I'll take the IPC statement about Celeron D compared to older Celerons back for now, and read some more reviews, since that may not be correct according to the AT review; I will read some more reviews and then get back on this. Although I'm still not convinced that that the figures for the NW celerons in the review is correct.

Anyway, my original point was that Celeron D compares to Semprons unfavorably, more so than does P4 compared to A64. The comparison between Celeron D and Sempron has dropped compared to older Celerons vs. AMD chips of its day; which was my main point.
Besides not having enough cache to function, the NW celerons were bandwidth limited even more than the equivalent P4s by their 400mhz fsb. With so little cache and such a slow memory interface, they could have pushed the clock speed as high as they wanted and done nothing but waste cycles. Oh wait, that's what they did.

The reason the celeron-d compares badly to sempron is that the A64 architecture responds better to cutting down L2 cache than the prescott architecture. In a race between NW celeron and celeron-d, the prescott-based chip blows away the older model.

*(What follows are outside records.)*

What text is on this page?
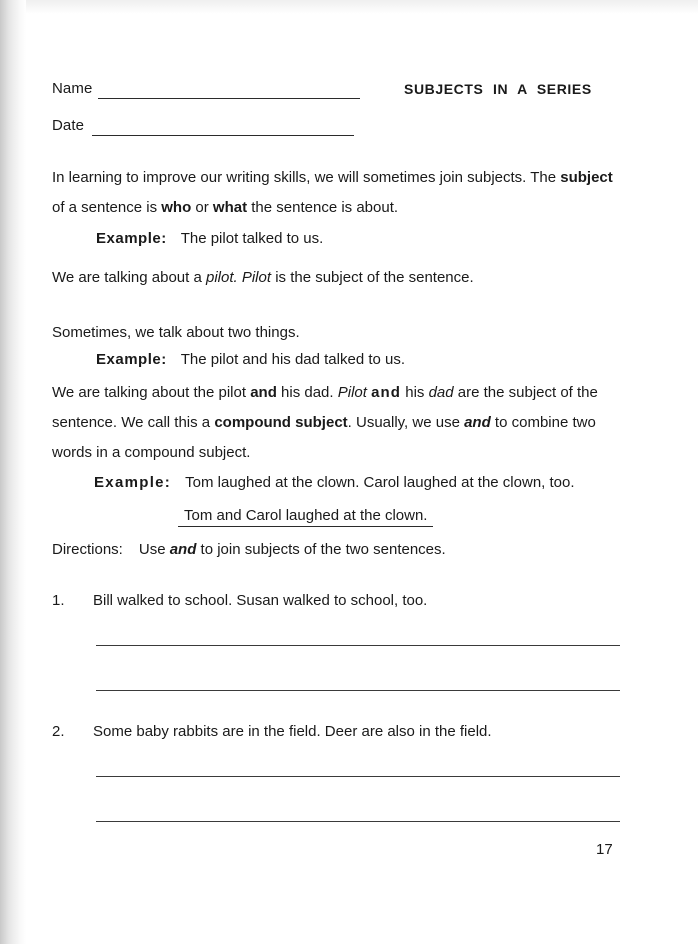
Name
Date
SUBJECTS IN A SERIES
In learning to improve our writing skills, we will sometimes join subjects. The subject of a sentence is who or what the sentence is about.
Example: The pilot talked to us.
We are talking about a pilot. Pilot is the subject of the sentence.
Sometimes, we talk about two things.
Example: The pilot and his dad talked to us.
We are talking about the pilot and his dad. Pilot and his dad are the subject of the sentence. We call this a compound subject. Usually, we use and to combine two words in a compound subject.
Example: Tom laughed at the clown. Carol laughed at the clown, too.
Tom and Carol laughed at the clown.
Directions: Use and to join subjects of the two sentences.
1. Bill walked to school. Susan walked to school, too.
2. Some baby rabbits are in the field. Deer are also in the field.
17
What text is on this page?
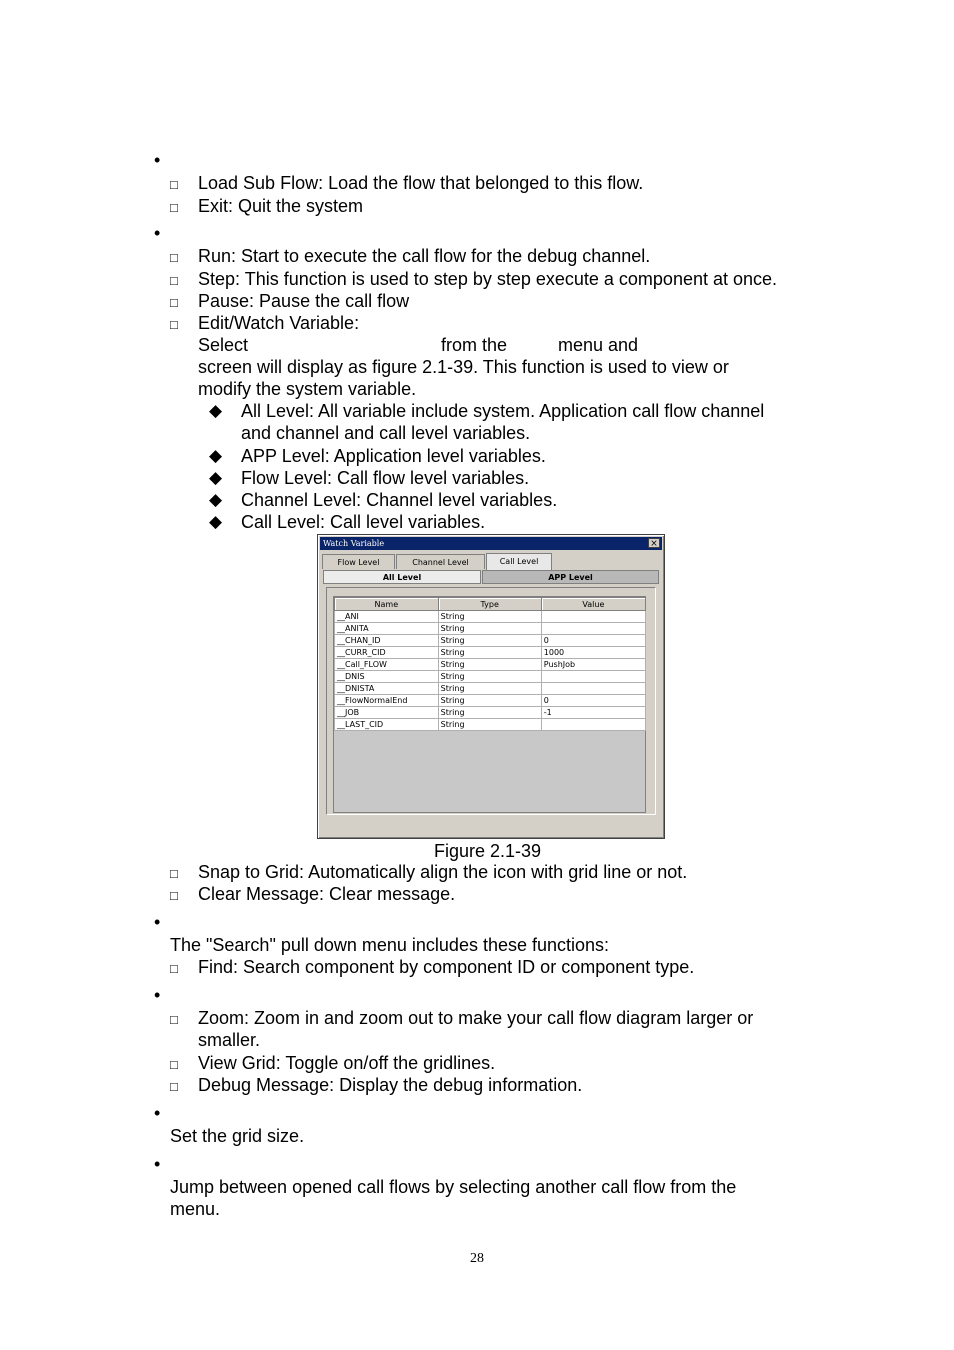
•
□ Load Sub Flow: Load the flow that belonged to this flow.
□ Exit: Quit the system
•
□ Run: Start to execute the call flow for the debug channel.
□ Step: This function is used to step by step execute a component at once.
□ Pause: Pause the call flow
□ Edit/Watch Variable:
Select	from the	menu and
screen will display as figure 2.1-39. This function is used to view or
modify the system variable.
◆ All Level: All variable include system. Application call flow channel
and channel and call level variables.
◆ APP Level: Application level variables.
◆ Flow Level: Call flow level variables.
◆ Channel Level: Channel level variables.
◆ Call Level: Call level variables.
Watch Variable	×
Flow Level	Channel Level	Call Level
All Level	APP Level
Name	Type	Value
__ANI	String	
__ANITA	String	
__CHAN_ID	String	0
__CURR_CID	String	1000
__Call_FLOW	String	PushJob
__DNIS	String	
__DNISTA	String	
__FlowNormalEnd	String	0
__JOB	String	-1
__LAST_CID	String	
Figure 2.1-39
□ Snap to Grid: Automatically align the icon with grid line or not.
□ Clear Message: Clear message.
•
The "Search" pull down menu includes these functions:
□ Find: Search component by component ID or component type.
•
□ Zoom: Zoom in and zoom out to make your call flow diagram larger or
smaller.
□ View Grid: Toggle on/off the gridlines.
□ Debug Message: Display the debug information.
•
Set the grid size.
•
Jump between opened call flows by selecting another call flow from the
menu.
28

Yeah, but thats like saying a 2.0L honda beats a 1.6L honda. They both get pwned by say even a V6 mustang. :)
 

Zap

Elite Member
Oct 13, 1999
22,377
7
81
Originally posted by: Leper Messiah
Get a s939 sempr0n with 256k cache
Where can you find those except in HP and such?

Originally posted by: Zebo
The Asians undertand that an will be cold day in hell before they buy american product - .. Even Mexicans over here understand that - shopping at mexican markets and tacorias when possible - Only Americans are dumb enough to succum to short sighterd thinking and economic altruism..
LOL, sad but true.

Back to the OP... understand that today's AMD chips do not deserve the reputation you hold for them in your mind, as all the other posters will attest. That being said, the Deleron (Celeron D, term I coined) will actually do what you intend for it to be used for. My gosh, listening to the other people here will make it sound as if it actually can't do certain things. A Deleron can do anything a P4 can, just not as fast. If you're hellbent on getting one for your system build while knowing (or being told) that the current AMD chips are a viable and stable alternative, so be it. It's like buying a can of beans at one supermarket while knowing that the same can of beans is on sale for 15¢ cheaper at another supermarket. It's your money and perhaps you have better things to do than worry over getting the last bit of value on a purchase.
 

Lyfer

Diamond Member
May 28, 2003
5,842
2
81
Get an Athlon 64 or Socket 754 based Sempron with an Nvidia chipset. (and use an Asus or DFI board)

If you think Intel's are more stabler than AMD, wake up, its the year 2005!